Nonrenewal notices on the rise

Twenty-five percent of homeowners said they received a nonrenewal notice from their insurer in 2024, up from 19% the previous year. Younger homeowners were disproportionately affected.

  • 56% of Gen Zers received a nonrenewal notice
  • 36% of millennials
  • 17% of Gen Xers
  • 9% of baby boomers

Among those dropped by their insurer, 42% shopped for a new policy, while 35% attempted to renegotiate their existing coverage.

“The homeowners insurance market is under duress, and it’s creating real challenges for many homeowners,” said Rob Bhatt, a home insurance expert at ValuePenguin. “Home insurance is becoming harder to find in many parts of the country, including California, Texas, and Florida.”

Bhatt noted that insurance companies are raising rates and, in some cases, pulling out of certain markets due to financial losses from rising claims and increasing disaster recovery costs.

Inflation, climate change drivers

While most homeowners experienced rate increases, their reasons for the hikes varied. The most common explanations cited by policyholders included:

  • Inflation (63%)
  • Rising home prices (48%)
  • Increased claims (35%)
  • Insurance company profits (34%)
  • Climate change (29%)

Bhatt said that rising costs stem from multiple factors.

“We’ve been in an all-of-the-above situation for the past few years,” he said. “Climate change has brought an uptick in natural disasters, and inflation has driven up the cost of rebuilding homes. Insurance companies have to rebuild more homes, and each one costs more to rebuild.”

Seeking savings, questioning value

Faced with rising costs, many homeowners are taking steps to save. Nearly 60% of policyholders said they have shopped around for home insurance, with those who switched saving an average of $1,034 per year.

Discount seeking is also common. More than half (56%) of policyholders asked their insurer for a discount, with those who received them saving an average of $781 annually.

Some homeowners have opted to reduce their coverage. About 34% reported downgrading their policy — either by increasing deductibles or cutting coverage — to save money, with an average savings of $782 per year.

With rising costs, nearly one in four policyholders (24%) question whether home insurance is worth the expense. Additionally, 31% have considered self-insuring, opting to forgo coverage and pay out of pocket for damages.

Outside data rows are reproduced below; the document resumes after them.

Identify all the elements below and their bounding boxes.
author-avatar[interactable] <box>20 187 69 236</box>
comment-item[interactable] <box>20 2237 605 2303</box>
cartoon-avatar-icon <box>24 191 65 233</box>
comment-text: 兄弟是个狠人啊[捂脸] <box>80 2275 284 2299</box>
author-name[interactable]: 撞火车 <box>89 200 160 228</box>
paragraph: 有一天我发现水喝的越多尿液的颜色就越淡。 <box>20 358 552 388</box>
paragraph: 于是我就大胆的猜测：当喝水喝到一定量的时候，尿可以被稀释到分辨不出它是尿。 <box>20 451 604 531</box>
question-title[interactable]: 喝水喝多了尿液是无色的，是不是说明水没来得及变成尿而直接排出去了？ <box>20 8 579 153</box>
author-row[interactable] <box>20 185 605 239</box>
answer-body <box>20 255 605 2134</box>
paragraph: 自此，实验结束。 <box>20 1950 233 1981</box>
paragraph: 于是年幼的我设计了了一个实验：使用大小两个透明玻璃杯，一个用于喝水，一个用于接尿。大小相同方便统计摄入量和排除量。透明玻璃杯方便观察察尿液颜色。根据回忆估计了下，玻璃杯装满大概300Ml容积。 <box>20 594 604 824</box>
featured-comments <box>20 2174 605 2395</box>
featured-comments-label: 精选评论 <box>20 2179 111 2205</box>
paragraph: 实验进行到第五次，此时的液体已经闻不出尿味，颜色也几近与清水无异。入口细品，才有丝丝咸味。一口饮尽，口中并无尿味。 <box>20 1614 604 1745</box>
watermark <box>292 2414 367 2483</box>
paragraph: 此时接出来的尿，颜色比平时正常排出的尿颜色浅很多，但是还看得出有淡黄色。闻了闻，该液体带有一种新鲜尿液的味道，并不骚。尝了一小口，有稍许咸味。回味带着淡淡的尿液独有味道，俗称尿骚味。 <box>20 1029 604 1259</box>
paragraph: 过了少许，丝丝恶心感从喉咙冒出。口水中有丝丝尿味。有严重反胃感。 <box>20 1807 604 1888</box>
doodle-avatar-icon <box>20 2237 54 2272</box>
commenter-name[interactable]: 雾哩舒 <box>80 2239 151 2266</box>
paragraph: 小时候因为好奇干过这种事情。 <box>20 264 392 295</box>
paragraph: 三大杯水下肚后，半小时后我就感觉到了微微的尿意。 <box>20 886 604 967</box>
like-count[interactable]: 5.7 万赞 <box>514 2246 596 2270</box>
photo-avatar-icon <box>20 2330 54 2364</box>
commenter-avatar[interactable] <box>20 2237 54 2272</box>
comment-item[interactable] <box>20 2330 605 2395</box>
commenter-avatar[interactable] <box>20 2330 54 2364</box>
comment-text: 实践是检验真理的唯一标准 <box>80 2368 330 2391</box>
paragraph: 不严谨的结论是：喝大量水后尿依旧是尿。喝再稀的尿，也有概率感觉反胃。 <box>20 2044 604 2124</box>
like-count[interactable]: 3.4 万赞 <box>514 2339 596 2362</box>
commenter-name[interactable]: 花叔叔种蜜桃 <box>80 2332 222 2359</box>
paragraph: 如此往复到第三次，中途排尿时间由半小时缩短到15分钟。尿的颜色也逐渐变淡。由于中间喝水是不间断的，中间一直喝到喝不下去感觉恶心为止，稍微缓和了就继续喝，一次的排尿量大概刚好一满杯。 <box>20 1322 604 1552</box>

Self-insurance interest was highest among younger generations, with 67% of Gen Z respondents and 42% of millennials considering it, compared to just 13% of baby boomers.

Bhatt cautioned against self-insuring.

“I’d only recommend self-insurance to someone who wouldn’t face financial hardship if their home were suddenly destroyed,” he said. “Self-insurance works best if you never have a disaster. Unfortunately, you don’t get to choose whether you’ll have one.”

Expert advice for lower rates

Bhatt suggested several strategies for homeowners looking to manage costs while maintaining coverage:

  • Ask for discounts: While only 56% of policyholders requested a discount, 70% of those who did received one.
  • Shop around: Policyholders who switched insurers reported saving an average of $1,034 per year.
  • Improve home safety: Upgrades to roofs, heating and plumbing, and the use of fire-resistant materials, can make homes more attractive to insurers.
  • Avoid filing small claims: Insurers often drop customers with multiple claims, so handling minor repairs independently may be more cost effective in the long term.